A study by the Girl Scouts Research Institute last year found significant differences between girls who consume reality television on a regular basis and those who did not. The research indicated that the regular viewers believed that “being mean earns you more respect than being nice” and are “more focused on the value of physical appearance.”

In 2010, the American Association of Pediatrics remarked that reality TV posed serious problems, with shows like “The Bachelor” and “Temptation Island” creating “unrealistic scenarios in which partnering has no health consequences, or consequences at all” and thus inadvertently promoting that unsafe sex is okay.

So what do experts consider to be the worst offenders in the reality genre?

“Most of the reality programs on MTV, E! and Bravo are particularly bad in this regard,” said Melissa Henson of the Parents Television Council (PTC). “Reality shows tend to rely on a certain set of pre-determined roles. The troublemaker, the player, the mean girl, etc. And then in the editing room they exaggerate those characteristics even further to heighten the conflict and drama. (Such shows) set up expectations that this is normal behavior, and so it legitimizes relational aggression in the real world. And with all the behavior we have seen in recent years with bullying in schools, is this behavior we really want to encourage?”

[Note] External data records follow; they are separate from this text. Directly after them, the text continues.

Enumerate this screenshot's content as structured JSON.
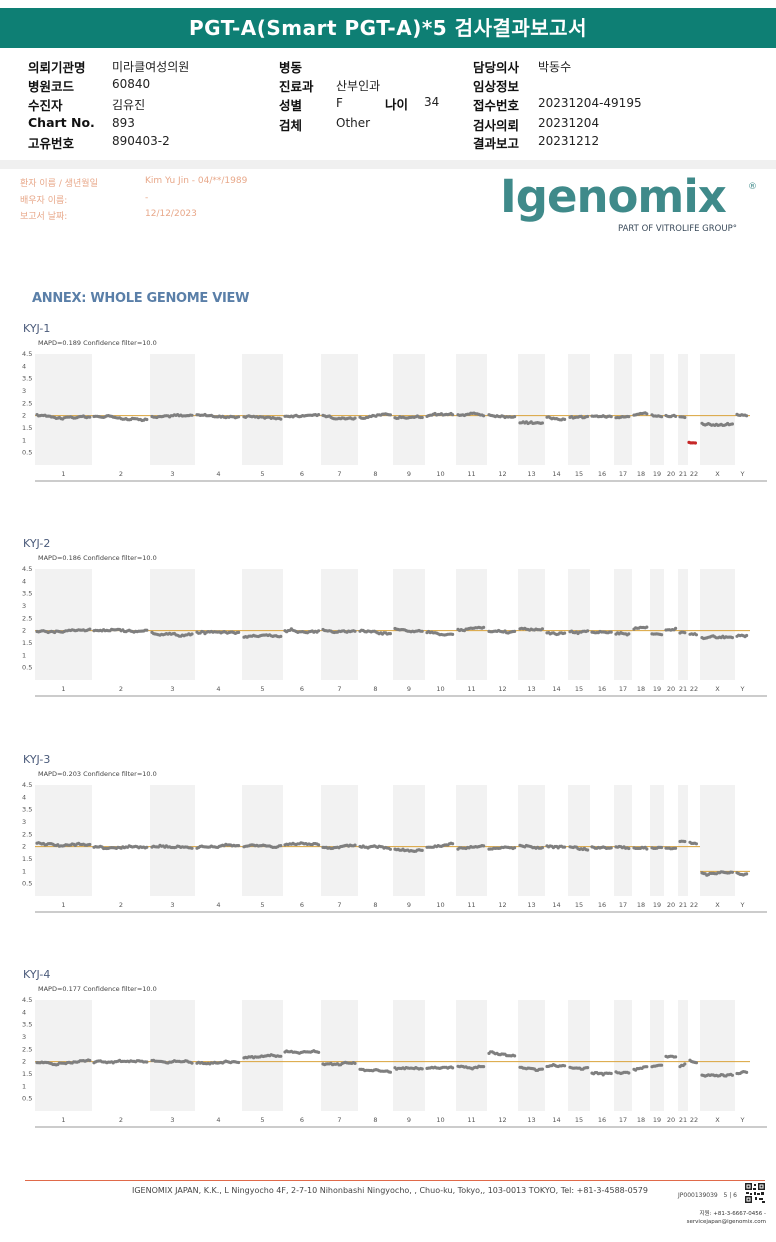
{
  "report_title": "PGT-A(Smart PGT-A)*5 검사결과보고서",
  "header": {
    "col1": [
      {
        "label": "의뢰기관명",
        "value": "미라클여성의원"
      },
      {
        "label": "병원코드",
        "value": "60840"
      },
      {
        "label": "수진자",
        "value": "김유진"
      },
      {
        "label": "Chart No.",
        "value": "893"
      },
      {
        "label": "고유번호",
        "value": "890403-2"
      }
    ],
    "col2": [
      {
        "label": "병동",
        "value": ""
      },
      {
        "label": "진료과",
        "value": "산부인과"
      },
      {
        "label": "성별",
        "value": "F"
      },
      {
        "label": "검체",
        "value": "Other"
      }
    ],
    "age_label": "나이",
    "age_value": "34",
    "col3": [
      {
        "label": "담당의사",
        "value": "박동수"
      },
      {
        "label": "임상정보",
        "value": ""
      },
      {
        "label": "접수번호",
        "value": "20231204-49195"
      },
      {
        "label": "검사의뢰",
        "value": "20231204"
      },
      {
        "label": "결과보고",
        "value": "20231212"
      }
    ]
  },
  "patient_meta": [
    {
      "label": "환자 이름 / 생년월일",
      "value": "Kim Yu Jin - 04/**/1989"
    },
    {
      "label": "배우자 이름:",
      "value": "-"
    },
    {
      "label": "보고서 날짜:",
      "value": "12/12/2023"
    }
  ],
  "logo": {
    "word": "Igenomix",
    "reg": "®",
    "tagline": "PART OF VITROLIFE GROUP°"
  },
  "annex_title": "ANNEX: WHOLE GENOME VIEW",
  "colors": {
    "banner": "#0e7f74",
    "brand": "#3f8a8a",
    "baseline": "#d9a23a",
    "dots": "#7f7f7f",
    "abnormal": "#c62828",
    "band": "#f2f2f2"
  },
  "chart_data": [
    {
      "type": "scatter",
      "title": "KYJ-1",
      "subtitle": "MAPD=0.189 Confidence filter=10.0",
      "ylim": [
        0,
        4.5
      ],
      "yticks": [
        "0.5",
        "1",
        "1.5",
        "2",
        "2.5",
        "3",
        "3.5",
        "4",
        "4.5"
      ],
      "baseline": 2,
      "categories": [
        "1",
        "2",
        "3",
        "4",
        "5",
        "6",
        "7",
        "8",
        "9",
        "10",
        "11",
        "12",
        "13",
        "14",
        "15",
        "16",
        "17",
        "18",
        "19",
        "20",
        "21",
        "22",
        "X",
        "Y"
      ],
      "copy_number": [
        2.0,
        1.95,
        1.95,
        2.05,
        1.98,
        2.0,
        2.0,
        1.95,
        1.95,
        2.0,
        2.0,
        2.05,
        1.7,
        1.95,
        1.95,
        2.0,
        1.9,
        2.05,
        2.0,
        2.0,
        1.95,
        0.9,
        1.7,
        2.05
      ]
    },
    {
      "type": "scatter",
      "title": "KYJ-2",
      "subtitle": "MAPD=0.186 Confidence filter=10.0",
      "ylim": [
        0,
        4.5
      ],
      "yticks": [
        "0.5",
        "1",
        "1.5",
        "2",
        "2.5",
        "3",
        "3.5",
        "4",
        "4.5"
      ],
      "baseline": 2,
      "categories": [
        "1",
        "2",
        "3",
        "4",
        "5",
        "6",
        "7",
        "8",
        "9",
        "10",
        "11",
        "12",
        "13",
        "14",
        "15",
        "16",
        "17",
        "18",
        "19",
        "20",
        "21",
        "22",
        "X",
        "Y"
      ],
      "copy_number": [
        1.95,
        2.0,
        1.9,
        1.95,
        1.75,
        2.0,
        2.0,
        2.0,
        2.05,
        1.95,
        2.0,
        1.95,
        2.1,
        1.9,
        2.0,
        1.9,
        1.85,
        2.1,
        1.85,
        2.0,
        1.9,
        1.85,
        1.7,
        1.8
      ]
    },
    {
      "type": "scatter",
      "title": "KYJ-3",
      "subtitle": "MAPD=0.203 Confidence filter=10.0",
      "ylim": [
        0,
        4.5
      ],
      "yticks": [
        "0.5",
        "1",
        "1.5",
        "2",
        "2.5",
        "3",
        "3.5",
        "4",
        "4.5"
      ],
      "baseline": 2,
      "categories": [
        "1",
        "2",
        "3",
        "4",
        "5",
        "6",
        "7",
        "8",
        "9",
        "10",
        "11",
        "12",
        "13",
        "14",
        "15",
        "16",
        "17",
        "18",
        "19",
        "20",
        "21",
        "22",
        "X",
        "Y"
      ],
      "copy_number": [
        2.1,
        2.0,
        2.0,
        1.95,
        2.0,
        2.05,
        2.0,
        2.0,
        1.9,
        2.0,
        1.95,
        1.9,
        2.0,
        2.0,
        1.95,
        1.95,
        2.0,
        1.95,
        1.95,
        1.95,
        2.2,
        2.2,
        0.9,
        0.95
      ],
      "sex_baseline": 1
    },
    {
      "type": "scatter",
      "title": "KYJ-4",
      "subtitle": "MAPD=0.177 Confidence filter=10.0",
      "ylim": [
        0,
        4.5
      ],
      "yticks": [
        "0.5",
        "1",
        "1.5",
        "2",
        "2.5",
        "3",
        "3.5",
        "4",
        "4.5"
      ],
      "baseline": 2,
      "categories": [
        "1",
        "2",
        "3",
        "4",
        "5",
        "6",
        "7",
        "8",
        "9",
        "10",
        "11",
        "12",
        "13",
        "14",
        "15",
        "16",
        "17",
        "18",
        "19",
        "20",
        "21",
        "22",
        "X",
        "Y"
      ],
      "copy_number": [
        1.95,
        2.0,
        2.05,
        1.95,
        2.15,
        2.4,
        1.95,
        1.7,
        1.75,
        1.75,
        1.85,
        2.35,
        1.75,
        1.8,
        1.75,
        1.55,
        1.6,
        1.7,
        1.75,
        2.2,
        1.85,
        2.05,
        1.45,
        1.5
      ]
    }
  ],
  "footer": {
    "address": "IGENOMIX JAPAN, K.K., L Ningyocho 4F, 2-7-10 Nihonbashi Ningyocho, , Chuo-ku, Tokyo,, 103-0013 TOKYO, Tel: +81-3-4588-0579",
    "doc_id": "JP000139039",
    "page": "5 | 6",
    "contact_line1": "지원: +81-3-6667-0456 -",
    "contact_line2": "servicejapan@igenomix.com"
  }
}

According to experts, the solution is simple.

“As long as we continue to watch these shows, Hollywood will continue to produce them. The best thing we can do then, is not watch, and instead support reality programs that don’t allow wallow in pettiness or highlight ‘mean girl’ behavior,” Henson advocated. “Only the bad shows tend to get the publicity. I have heard good things about ‘Tia & Tamera,’ ‘Chef Roble & Co.’ and then there is ‘Cake Boss’ which is popular with family audiences. There are good shows out there, and they need support if we want more of them.”

Kim Kardashian, as well as the networks mentioned in this article, did not respond to a request for comment.